Lorsqu’un maître d’ouvrage subit un dommage suite à des fautes concurrentes de plusieurs partenaires à la construction, et que le dommage, tel qu’il s’est produit, ne se serait pas manifesté sans la faute concurrente de chacun d’entre eux, alors le maître d’ouvrage peut appeler chaque partie à l’indemniser pour la totalité des dommages subis. Si un tribunal condamne tous les responsables in solidum à payer la totalité des dommages, le maître d’ouvrage peut choisir lui-même le (ou les) responsable(s) pour l’indemniser. Celui qui paie au-delà de sa quote-part peut récupérer le surplus payé en se retournant contre les autres coresponsables condamnés in solidum avec lui. En pratique, c’est souvent l’architecte, couvert par son assurance R.C. obligatoire, qui est appelé à payer la totalité et doit ensuite essayer de récupérer la quote-part avancée pour les autres coresponsables. En fin de compte, l’architecte supporte ainsi seul le risque de l’insolvabilité éventuelle des autres partenaires à la construction

L’EXCLUSION DE L’IN SOLIDUM

Pour éviter de confronter l’architecte à ce risque d’insolvabilité, les contrats d’architecture prévoient souvent une clause par laquelle le maître d’ouvrage renonce expressément à son droit de faire condamner l’architecte in solidum avec les coresponsables, en cas de fautes concurrentes avec d’autres participants à la construction.

Suite à l’exclusion contractuelle de l’in solidum, le maître d’ouvrage qui subit des dommages suite à des fautes concurrentes de l’entrepreneur et de l’architecte par exemple, renonce à son droit de réclamer un dédommagement global de tous les coresponsables réunis, et ne peut donc les appeler que chacun individuellement, en proportion de leur faute respective, selon leur propre contribution dans les dommages subis. Si l’exclusion contractuelle de condamnation in solidum est valable, le tribunal doit donc condamner individuellement l’entrepreneur et l’architecte dont les fautes concurrentes ont concouru à la survenance du dommage, et de ce fait, à indemniser le maître d’ouvrage, chacun pour sa quote-part respective. Ainsi l’architecte ne supportera plus seul le risque éventuel d’un entrepreneur insolvable.

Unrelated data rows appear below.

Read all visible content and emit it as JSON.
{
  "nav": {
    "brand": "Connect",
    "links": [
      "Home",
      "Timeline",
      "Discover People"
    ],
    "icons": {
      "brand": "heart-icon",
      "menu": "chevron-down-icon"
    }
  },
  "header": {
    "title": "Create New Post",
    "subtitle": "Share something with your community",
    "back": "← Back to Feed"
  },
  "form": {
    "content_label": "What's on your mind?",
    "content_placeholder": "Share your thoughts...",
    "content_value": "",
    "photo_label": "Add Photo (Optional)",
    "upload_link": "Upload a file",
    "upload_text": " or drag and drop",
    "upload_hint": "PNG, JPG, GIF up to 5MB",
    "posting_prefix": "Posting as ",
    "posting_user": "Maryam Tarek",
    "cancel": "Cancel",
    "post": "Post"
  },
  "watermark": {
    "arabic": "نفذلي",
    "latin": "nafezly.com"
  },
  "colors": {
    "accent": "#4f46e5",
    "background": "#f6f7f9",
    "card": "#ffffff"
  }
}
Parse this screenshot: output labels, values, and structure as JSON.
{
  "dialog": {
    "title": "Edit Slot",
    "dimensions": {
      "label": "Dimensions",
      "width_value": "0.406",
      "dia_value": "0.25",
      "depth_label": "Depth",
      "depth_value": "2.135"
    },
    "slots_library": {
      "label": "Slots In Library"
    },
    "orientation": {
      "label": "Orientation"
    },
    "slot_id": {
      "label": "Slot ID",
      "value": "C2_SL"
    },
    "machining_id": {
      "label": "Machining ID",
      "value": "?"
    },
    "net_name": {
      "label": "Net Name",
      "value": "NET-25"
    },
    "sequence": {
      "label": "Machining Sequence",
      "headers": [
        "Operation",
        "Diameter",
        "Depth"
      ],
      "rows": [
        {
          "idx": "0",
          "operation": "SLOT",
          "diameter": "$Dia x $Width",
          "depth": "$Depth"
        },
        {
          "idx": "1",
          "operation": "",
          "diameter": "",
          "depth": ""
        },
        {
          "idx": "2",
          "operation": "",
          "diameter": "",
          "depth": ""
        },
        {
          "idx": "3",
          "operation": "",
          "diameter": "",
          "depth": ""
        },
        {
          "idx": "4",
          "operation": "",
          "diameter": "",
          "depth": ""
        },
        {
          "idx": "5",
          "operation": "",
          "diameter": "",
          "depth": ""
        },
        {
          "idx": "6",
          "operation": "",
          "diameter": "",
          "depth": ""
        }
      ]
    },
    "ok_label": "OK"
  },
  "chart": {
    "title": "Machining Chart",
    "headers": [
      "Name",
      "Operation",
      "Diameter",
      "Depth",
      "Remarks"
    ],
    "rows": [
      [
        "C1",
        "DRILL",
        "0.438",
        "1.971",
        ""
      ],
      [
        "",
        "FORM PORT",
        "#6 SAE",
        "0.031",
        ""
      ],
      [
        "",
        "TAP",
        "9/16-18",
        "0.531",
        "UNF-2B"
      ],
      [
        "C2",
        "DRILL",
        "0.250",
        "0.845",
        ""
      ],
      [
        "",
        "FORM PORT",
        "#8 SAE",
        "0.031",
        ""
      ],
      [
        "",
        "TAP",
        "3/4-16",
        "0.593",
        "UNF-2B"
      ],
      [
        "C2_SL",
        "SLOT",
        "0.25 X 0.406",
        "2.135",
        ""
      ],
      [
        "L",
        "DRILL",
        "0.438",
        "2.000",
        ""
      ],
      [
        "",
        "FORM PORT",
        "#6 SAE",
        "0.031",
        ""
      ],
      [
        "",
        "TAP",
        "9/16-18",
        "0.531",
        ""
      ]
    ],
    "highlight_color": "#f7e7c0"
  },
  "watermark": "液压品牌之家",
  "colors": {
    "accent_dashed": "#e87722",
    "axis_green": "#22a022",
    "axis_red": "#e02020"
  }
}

L’ARRÊT DE LA COUR DE CASSATION

La Cour de cassation a jugé, par arrêt rendu le 5 septembre 2014, que l’exclusion contractuelle de condamnation in solidum n’est pas valable lorsqu’il s’agit de responsabilités réglées par les art.1792-2270 du C.c., c’est-à-dire en cas de responsabilité décennale de l’entrepreneur et de l’architecte, pour des problèmes portant atteinte à la stabilité. La Cour de cassation a répondu à la question de savoir si un entrepreneur et un architecte peuvent exclure une responsabilité in solidum entre eux et avec d’autres partenaires à la construction, et décide que « la clause par laquelle l’architecte, en cas de faute concurrente avec celle de l’entrepreneur, n’est tenu d’indemniser le maître de l’ouvrage que pour sa part dans la survenance de l’indemnisation, contient une diminution de la responsabilité de l’architecte envers le maître d’ouvrage sur base de l’art.1792 du C.c., et est en ce sens contraire à l’ordre public ». (traduction libre)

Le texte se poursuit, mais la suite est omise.